MANOKWARI,PinFunPapua.com– Tim 11 Tim Ekspedisi Patriot (TEP) Universitas Airlangga (Unair) memperkuat kapasitas penanggung jawab sejumlah program strategis untuk mendukung terwujudnya desa sehat di kawasan transmigrasi Prafi, Kabupaten Manokwari, Papua Barat.
Penguatan tersebut dilakukan melalui workshop “Penguatan Kapasitas Penanggung Jawab Program Hidroponik, Biopori, Komposting, dan IPCLRT” yang digelar di Gedung Serbaguna Kampung (GSG) Sumber Boga, Rabu (26/8/2026).
Program revitalisasi desa sehat ini melibatkan masyarakat sebagai aktor utama pembangunan kesehatan, bersama kader kesehatan, pemerintah kampung, dan perguruan tinggi.
Kolaborasi tersebut diharapkan tidak berhenti pada kegiatan sesaat. Masyarakat didorong mampu mengembangkan berbagai program kesehatan dan lingkungan secara mandiri sehingga menjadi gerakan berbasis masyarakat.
Ketua Tim 11 TEP Unair, Dr Corie Indria Prasasti, SKM, MKes, mengatakan kegiatan tersebut merupakan bagian dari upaya mempercepat pengembangan desa sehat di kawasan transmigrasi Prafi.
“Melalui kegiatan ini, bagaimana kita bisa belajar bersama dalam percepatan desa sehat. Nantinya dibuatkan RTL (Rencana Tindak Lanjut) untuk memperkuat pelaksanaan program di empat kampung,” kata Corie di sela-sela kegiatan workshop.
Menurut dia, hasil workshop akan ditindaklanjuti melalui sejumlah pelatihan teknis. Materinya meliputi hidroponik, IPCLRT, komposting, biopori, serta sosialisasi perilaku hidup bersih dan sehat (PHBS) dan sanitasi total berbasis masyarakat (STBM).
“Penguatan kapasitas penanggung jawab program lebih kepada pelatihan dan peningkatan keahlian teknis serta manajerial bagi pengelola agar program strategis pemberdayaan masyarakat berjalan baik,” ujarnya.

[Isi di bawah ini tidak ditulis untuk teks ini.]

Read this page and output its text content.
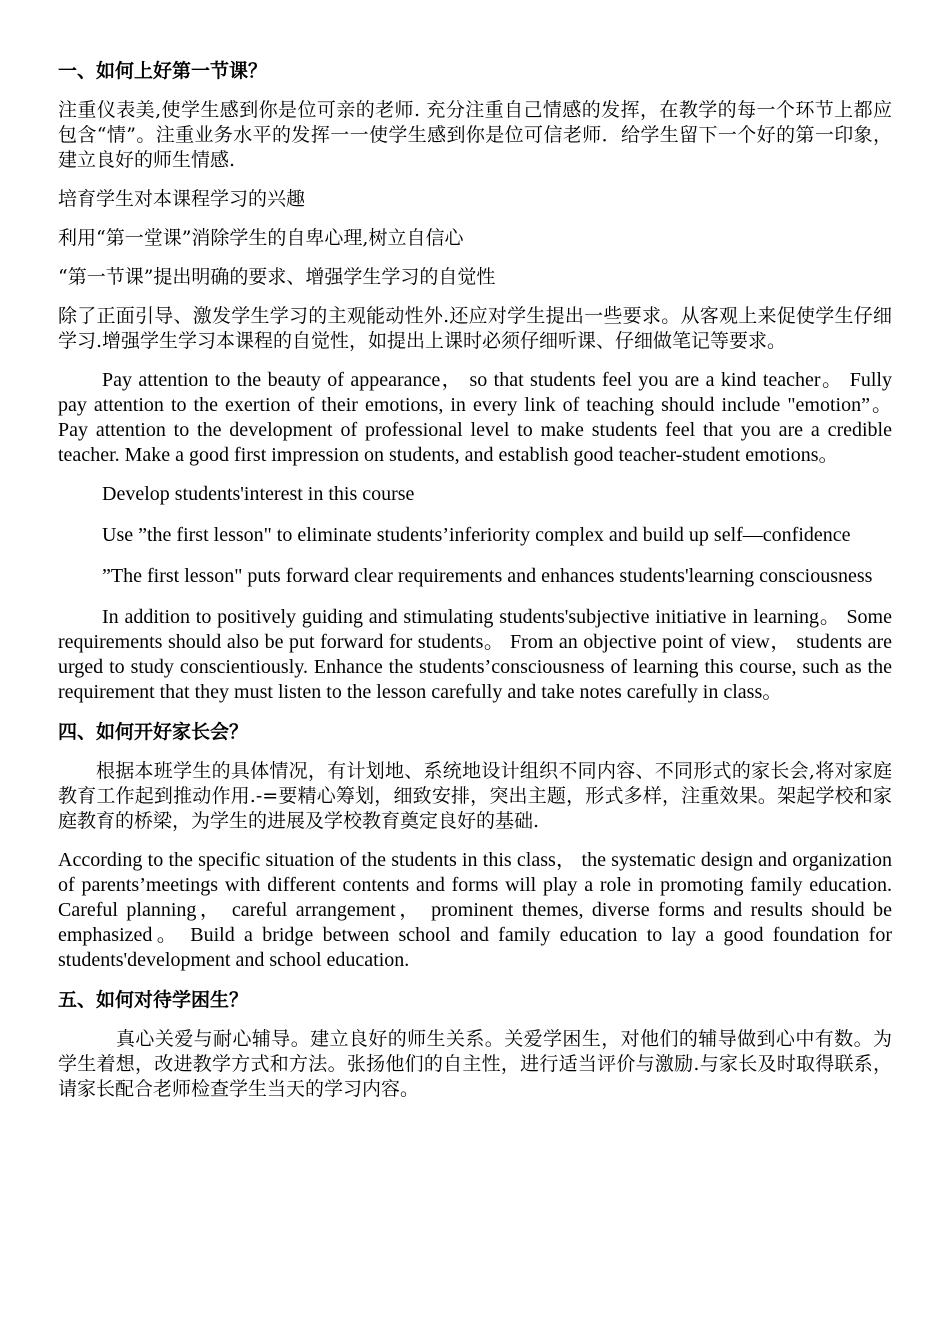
一、如何上好第一节课？
注重仪表美,使学生感到你是位可亲的老师. 充分注重自己情感的发挥，在教学的每一个环节上都应包含“情”。注重业务水平的发挥一一使学生感到你是位可信老师．给学生留下一个好的第一印象，建立良好的师生情感.
培育学生对本课程学习的兴趣
利用“第一堂课”消除学生的自卑心理,树立自信心
“第一节课”提出明确的要求、增强学生学习的自觉性
除了正面引导、激发学生学习的主观能动性外.还应对学生提出一些要求。从客观上来促使学生仔细学习.增强学生学习本课程的自觉性，如提出上课时必须仔细听课、仔细做笔记等要求。
Pay attention to the beauty of appearance， so that students feel you are a kind teacher。 Fully pay attention to the exertion of their emotions, in every link of teaching should include "emotion”。 Pay attention to the development of professional level to make students feel that you are a credible teacher. Make a good first impression on students, and establish good teacher-student emotions。
Develop students'interest in this course
Use ”the first lesson" to eliminate students’inferiority complex and build up self—confidence
”The first lesson" puts forward clear requirements and enhances students'learning consciousness
In addition to positively guiding and stimulating students'subjective initiative in learning。 Some requirements should also be put forward for students。 From an objective point of view， students are urged to study conscientiously. Enhance the students’consciousness of learning this course, such as the requirement that they must listen to the lesson carefully and take notes carefully in class。
四、如何开好家长会？
根据本班学生的具体情况，有计划地、系统地设计组织不同内容、不同形式的家长会,将对家庭教育工作起到推动作用.-=要精心筹划，细致安排，突出主题，形式多样，注重效果。架起学校和家庭教育的桥梁，为学生的进展及学校教育奠定良好的基础.
According to the specific situation of the students in this class， the systematic design and organization of parents’meetings with different contents and forms will play a role in promoting family education. Careful planning， careful arrangement， prominent themes, diverse forms and results should be emphasized。 Build a bridge between school and family education to lay a good foundation for students'development and school education.
五、如何对待学困生？
真心关爱与耐心辅导。建立良好的师生关系。关爱学困生，对他们的辅导做到心中有数。为学生着想，改进教学方式和方法。张扬他们的自主性，进行适当评价与激励.与家长及时取得联系，请家长配合老师检查学生当天的学习内容。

Hidroponik Jadi Program Baru
Corie yang juga Dosen Kesehatan Lingkungan Fakultas Kesehatan Masyarakat Unair itu mengatakan, salah satu program yang mendapat perhatian adalah pengembangan hidroponik.
Warga diberikan pelatihan mulai dari pembibitan, perakitan instalasi, pengaturan nutrisi tanaman, hingga manajemen operasional.

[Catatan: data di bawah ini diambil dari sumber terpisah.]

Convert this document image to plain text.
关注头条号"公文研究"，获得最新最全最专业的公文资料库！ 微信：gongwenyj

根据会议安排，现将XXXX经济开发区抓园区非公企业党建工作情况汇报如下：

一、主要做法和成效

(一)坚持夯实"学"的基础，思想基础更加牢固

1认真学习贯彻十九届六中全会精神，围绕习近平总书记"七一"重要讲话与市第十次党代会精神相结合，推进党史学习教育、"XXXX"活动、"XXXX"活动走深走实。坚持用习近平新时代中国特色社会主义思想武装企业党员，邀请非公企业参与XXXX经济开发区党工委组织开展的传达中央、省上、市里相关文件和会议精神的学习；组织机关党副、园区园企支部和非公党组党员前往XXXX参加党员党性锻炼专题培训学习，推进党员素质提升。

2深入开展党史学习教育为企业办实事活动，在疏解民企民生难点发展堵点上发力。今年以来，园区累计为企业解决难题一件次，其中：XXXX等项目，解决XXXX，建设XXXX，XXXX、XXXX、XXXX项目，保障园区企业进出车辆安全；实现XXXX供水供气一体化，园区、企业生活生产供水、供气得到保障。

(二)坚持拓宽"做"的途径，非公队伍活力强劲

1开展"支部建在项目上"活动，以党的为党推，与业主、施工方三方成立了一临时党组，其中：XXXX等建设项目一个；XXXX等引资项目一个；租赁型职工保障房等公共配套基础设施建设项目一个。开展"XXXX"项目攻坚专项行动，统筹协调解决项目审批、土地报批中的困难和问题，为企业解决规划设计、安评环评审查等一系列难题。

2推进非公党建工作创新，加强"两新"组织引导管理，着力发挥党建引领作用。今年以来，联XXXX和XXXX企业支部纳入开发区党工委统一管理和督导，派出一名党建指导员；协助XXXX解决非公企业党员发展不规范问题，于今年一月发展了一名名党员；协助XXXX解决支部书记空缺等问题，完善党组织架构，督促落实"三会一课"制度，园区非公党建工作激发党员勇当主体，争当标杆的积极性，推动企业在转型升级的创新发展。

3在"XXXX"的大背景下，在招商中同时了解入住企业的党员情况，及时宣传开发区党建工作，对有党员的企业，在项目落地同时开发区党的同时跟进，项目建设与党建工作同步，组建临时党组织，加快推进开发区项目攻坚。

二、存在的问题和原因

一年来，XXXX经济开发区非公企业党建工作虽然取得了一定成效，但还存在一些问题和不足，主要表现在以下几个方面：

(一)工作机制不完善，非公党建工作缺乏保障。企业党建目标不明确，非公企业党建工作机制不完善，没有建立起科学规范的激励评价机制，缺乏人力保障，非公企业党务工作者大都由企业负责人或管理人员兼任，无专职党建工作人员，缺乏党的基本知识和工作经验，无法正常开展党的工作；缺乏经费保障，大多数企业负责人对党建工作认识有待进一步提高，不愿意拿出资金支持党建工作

“Dari hasil pengecekan titik lokus di lapangan, hidroponik menjadi hal baru bagi masyarakat. Sehingga pelatihan ini diharapkan menjadi pionir untuk ke depan dapat dikembangkan di kampung-kampung lain,” katanya.

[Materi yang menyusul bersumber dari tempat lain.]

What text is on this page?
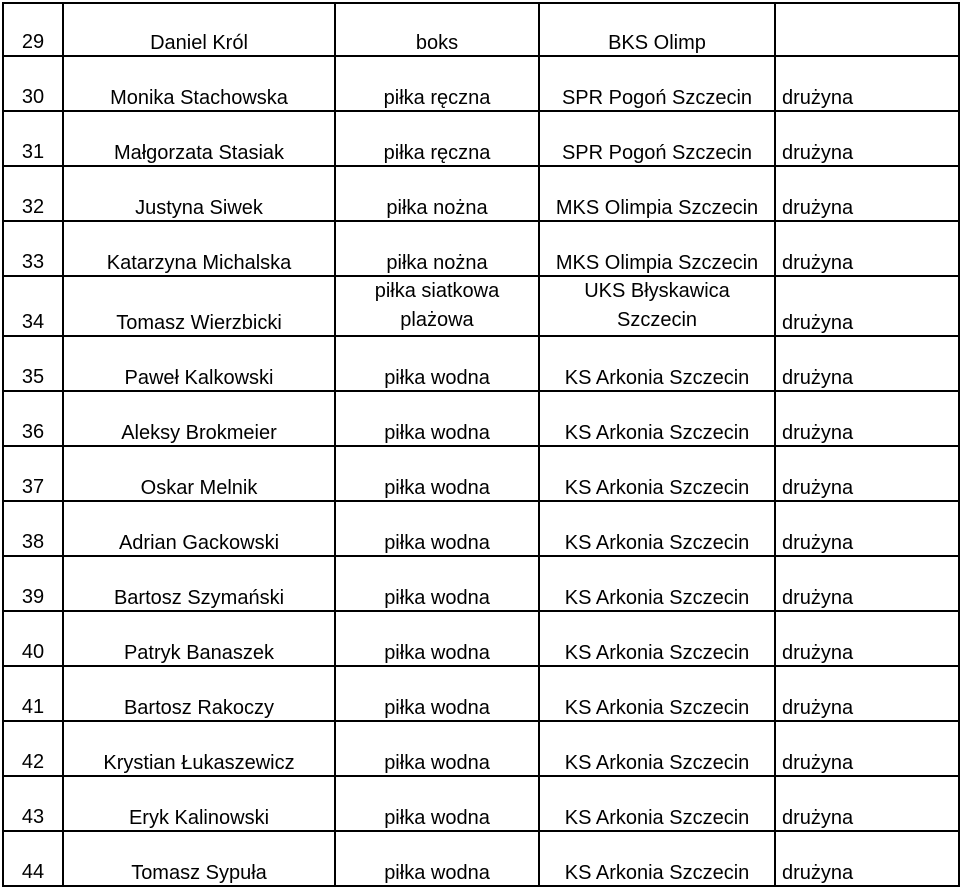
29	Daniel Król	boks	BKS Olimp	
30	Monika Stachowska	piłka ręczna	SPR Pogoń Szczecin	drużyna
31	Małgorzata Stasiak	piłka ręczna	SPR Pogoń Szczecin	drużyna
32	Justyna Siwek	piłka nożna	MKS Olimpia Szczecin	drużyna
33	Katarzyna Michalska	piłka nożna	MKS Olimpia Szczecin	drużyna
34	Tomasz Wierzbicki	piłka siatkowa plażowa	UKS Błyskawica Szczecin	drużyna
35	Paweł Kalkowski	piłka wodna	KS Arkonia Szczecin	drużyna
36	Aleksy Brokmeier	piłka wodna	KS Arkonia Szczecin	drużyna
37	Oskar Melnik	piłka wodna	KS Arkonia Szczecin	drużyna
38	Adrian Gackowski	piłka wodna	KS Arkonia Szczecin	drużyna
39	Bartosz Szymański	piłka wodna	KS Arkonia Szczecin	drużyna
40	Patryk Banaszek	piłka wodna	KS Arkonia Szczecin	drużyna
41	Bartosz Rakoczy	piłka wodna	KS Arkonia Szczecin	drużyna
42	Krystian Łukaszewicz	piłka wodna	KS Arkonia Szczecin	drużyna
43	Eryk Kalinowski	piłka wodna	KS Arkonia Szczecin	drużyna
44	Tomasz Sypuła	piłka wodna	KS Arkonia Szczecin	drużyna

Ia menambahkan, pengembangan hidroponik tidak hanya diarahkan untuk mendukung ketahanan pangan, tetapi juga menjadi bagian dari upaya membangun lingkungan dan pola hidup yang lebih sehat.
Sementara itu, sinergi antara masyarakat, pemerintah kampung, kader kesehatan, dan perguruan tinggi diharapkan dapat meningkatkan kualitas kesehatan sekaligus kesejahteraan warga.
Kolaborasi tersebut juga diharapkan memperkuat upaya pencegahan penyakit serta menciptakan lingkungan yang mendukung penerapan perilaku hidup sehat.
“Program revitalisasi desa sehat diharapkan menjadi model pemberdayaan masyarakat yang berkelanjutan dengan memanfaatkan kearifan dan potensi lokal sebagai kekuatan utama pembangunan kesehatan desa menuju desa sehat,” pungkas Corie.